I used the words “keep on flying high” in the title for today’s post as a reminder to you that while you are practicing radio controlled model plane aerobatics, you need to make sure you are maintaining enough altitude to allow time to recover from mistakes.
As I started thinking about writing this post, I realized that we haven’t talked about how to do the horizontal roll. Like the simple loop, the roll is part of many of the other more complicated aerobatic maneuvers and you need to learn that and practice it until it too becomes instinctive to you.
Being able to successfully and gracefully complete the roll is necessary in order to perform the Immelman turn, the cuban 8, and other more advanced aerobatics. I would also suggest that you practice some long oval loops as part of the preparation for more advanced maneuvers.
Start a loop and at the top of the circle, add some down elevator to maintain a straight and level inverted flight then at the point where you want to end the long oval loop, feed in up elevator and complete the long oval pattern. Remember to decrease the airspeed as you start the down side of the ending loop. At the bottom of the second half of the loop, use down elevator to level out and continue straight and level flight back to the point where you began the long oval.

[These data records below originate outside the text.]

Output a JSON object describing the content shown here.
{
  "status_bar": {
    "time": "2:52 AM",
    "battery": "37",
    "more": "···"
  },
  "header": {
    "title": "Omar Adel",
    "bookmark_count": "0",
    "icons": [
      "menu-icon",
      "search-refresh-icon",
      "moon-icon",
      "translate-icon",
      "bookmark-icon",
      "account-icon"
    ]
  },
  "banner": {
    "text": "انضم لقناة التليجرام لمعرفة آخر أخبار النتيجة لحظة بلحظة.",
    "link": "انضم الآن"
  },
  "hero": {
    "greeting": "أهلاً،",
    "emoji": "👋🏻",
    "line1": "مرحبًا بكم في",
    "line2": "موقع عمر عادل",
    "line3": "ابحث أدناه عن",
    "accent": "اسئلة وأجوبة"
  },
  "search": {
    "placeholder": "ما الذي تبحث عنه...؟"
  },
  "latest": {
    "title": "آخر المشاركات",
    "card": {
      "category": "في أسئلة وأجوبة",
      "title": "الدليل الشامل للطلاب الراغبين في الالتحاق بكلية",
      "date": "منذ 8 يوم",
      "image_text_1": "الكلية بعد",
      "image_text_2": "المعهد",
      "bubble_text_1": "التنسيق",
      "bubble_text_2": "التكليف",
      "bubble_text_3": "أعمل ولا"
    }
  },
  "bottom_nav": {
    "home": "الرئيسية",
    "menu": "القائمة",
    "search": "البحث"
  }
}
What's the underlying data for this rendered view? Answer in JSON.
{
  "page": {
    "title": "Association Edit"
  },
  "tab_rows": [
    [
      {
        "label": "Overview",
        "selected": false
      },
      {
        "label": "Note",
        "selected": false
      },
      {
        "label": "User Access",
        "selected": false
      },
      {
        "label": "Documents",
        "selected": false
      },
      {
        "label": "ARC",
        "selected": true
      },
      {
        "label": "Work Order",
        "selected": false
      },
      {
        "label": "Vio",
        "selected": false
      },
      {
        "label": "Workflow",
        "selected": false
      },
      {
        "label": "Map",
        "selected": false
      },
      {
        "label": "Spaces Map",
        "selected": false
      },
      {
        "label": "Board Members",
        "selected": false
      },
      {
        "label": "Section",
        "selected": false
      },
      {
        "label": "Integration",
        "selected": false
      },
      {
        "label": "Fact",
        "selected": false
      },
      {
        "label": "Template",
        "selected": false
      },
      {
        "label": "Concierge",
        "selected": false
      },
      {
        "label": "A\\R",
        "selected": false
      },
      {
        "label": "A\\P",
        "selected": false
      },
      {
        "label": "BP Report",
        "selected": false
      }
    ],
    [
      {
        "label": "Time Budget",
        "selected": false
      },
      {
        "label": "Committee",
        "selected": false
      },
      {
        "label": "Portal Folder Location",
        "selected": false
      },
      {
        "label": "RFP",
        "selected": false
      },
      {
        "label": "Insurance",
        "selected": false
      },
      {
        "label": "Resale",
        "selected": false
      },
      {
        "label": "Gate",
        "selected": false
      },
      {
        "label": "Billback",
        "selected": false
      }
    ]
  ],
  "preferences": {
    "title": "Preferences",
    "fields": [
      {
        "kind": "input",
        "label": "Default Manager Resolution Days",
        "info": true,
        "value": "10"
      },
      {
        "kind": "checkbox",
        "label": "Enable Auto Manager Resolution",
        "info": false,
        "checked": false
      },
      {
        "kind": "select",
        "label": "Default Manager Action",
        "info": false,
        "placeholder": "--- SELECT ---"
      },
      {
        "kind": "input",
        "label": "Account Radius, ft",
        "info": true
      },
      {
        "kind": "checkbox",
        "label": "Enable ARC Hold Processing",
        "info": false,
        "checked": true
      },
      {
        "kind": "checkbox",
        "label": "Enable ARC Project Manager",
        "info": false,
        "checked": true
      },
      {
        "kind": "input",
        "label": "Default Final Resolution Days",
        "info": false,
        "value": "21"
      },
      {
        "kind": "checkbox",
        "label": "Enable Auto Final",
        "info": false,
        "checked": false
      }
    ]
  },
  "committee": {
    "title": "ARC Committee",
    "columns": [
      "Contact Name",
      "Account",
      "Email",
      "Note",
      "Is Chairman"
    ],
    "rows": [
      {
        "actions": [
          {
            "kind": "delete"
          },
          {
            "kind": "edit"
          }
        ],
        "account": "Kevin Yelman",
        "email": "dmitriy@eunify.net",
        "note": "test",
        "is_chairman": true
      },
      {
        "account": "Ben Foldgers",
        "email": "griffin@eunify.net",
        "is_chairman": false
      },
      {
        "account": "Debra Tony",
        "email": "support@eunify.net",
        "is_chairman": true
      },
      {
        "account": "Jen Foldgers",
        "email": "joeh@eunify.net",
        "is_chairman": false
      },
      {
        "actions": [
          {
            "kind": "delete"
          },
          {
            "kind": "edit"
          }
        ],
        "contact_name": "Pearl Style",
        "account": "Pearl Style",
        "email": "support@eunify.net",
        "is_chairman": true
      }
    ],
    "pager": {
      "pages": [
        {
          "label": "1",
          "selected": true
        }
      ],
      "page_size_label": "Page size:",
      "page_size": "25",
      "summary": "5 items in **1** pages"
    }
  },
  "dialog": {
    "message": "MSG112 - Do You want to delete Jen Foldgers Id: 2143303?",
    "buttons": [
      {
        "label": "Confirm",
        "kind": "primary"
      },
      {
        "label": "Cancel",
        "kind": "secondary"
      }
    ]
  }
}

This long oval pattern is suggested here just to provide you with another kind of practice to help you become proficient in flying inverted. To make graceful, smooth rolls you need to keep the plane flying level whether it is inverted or right side up.
Okay, now let’s move on to discussing what it takes to roll your plane 360 degrees horizontally. Please remember that each model behaves somewhat differently and you may have to modify these steps to get the smoothest performance from your own airplane.
Start with straight and level flight and it is advisable, at least at first, to be flying downwind and feed in a little up elevator just as you begin the roll. Until you gain some experience, it will be the tendency to end up in a steep dive, so it is good to start with a slight nose up attitude. Quickly give your plane left or right full ailerons and as you enter the inverted portion of the roll, be sure to give it a little down elevator to maintain level flight. Continue the roll until the aircraft has righted itself and is flying straight and level.
I don’t want to overload you with too much new material at one time and I encourage you to practice each maneuver as I have described until you are completely at ease with each new step before moving on to more advanced aerobatics.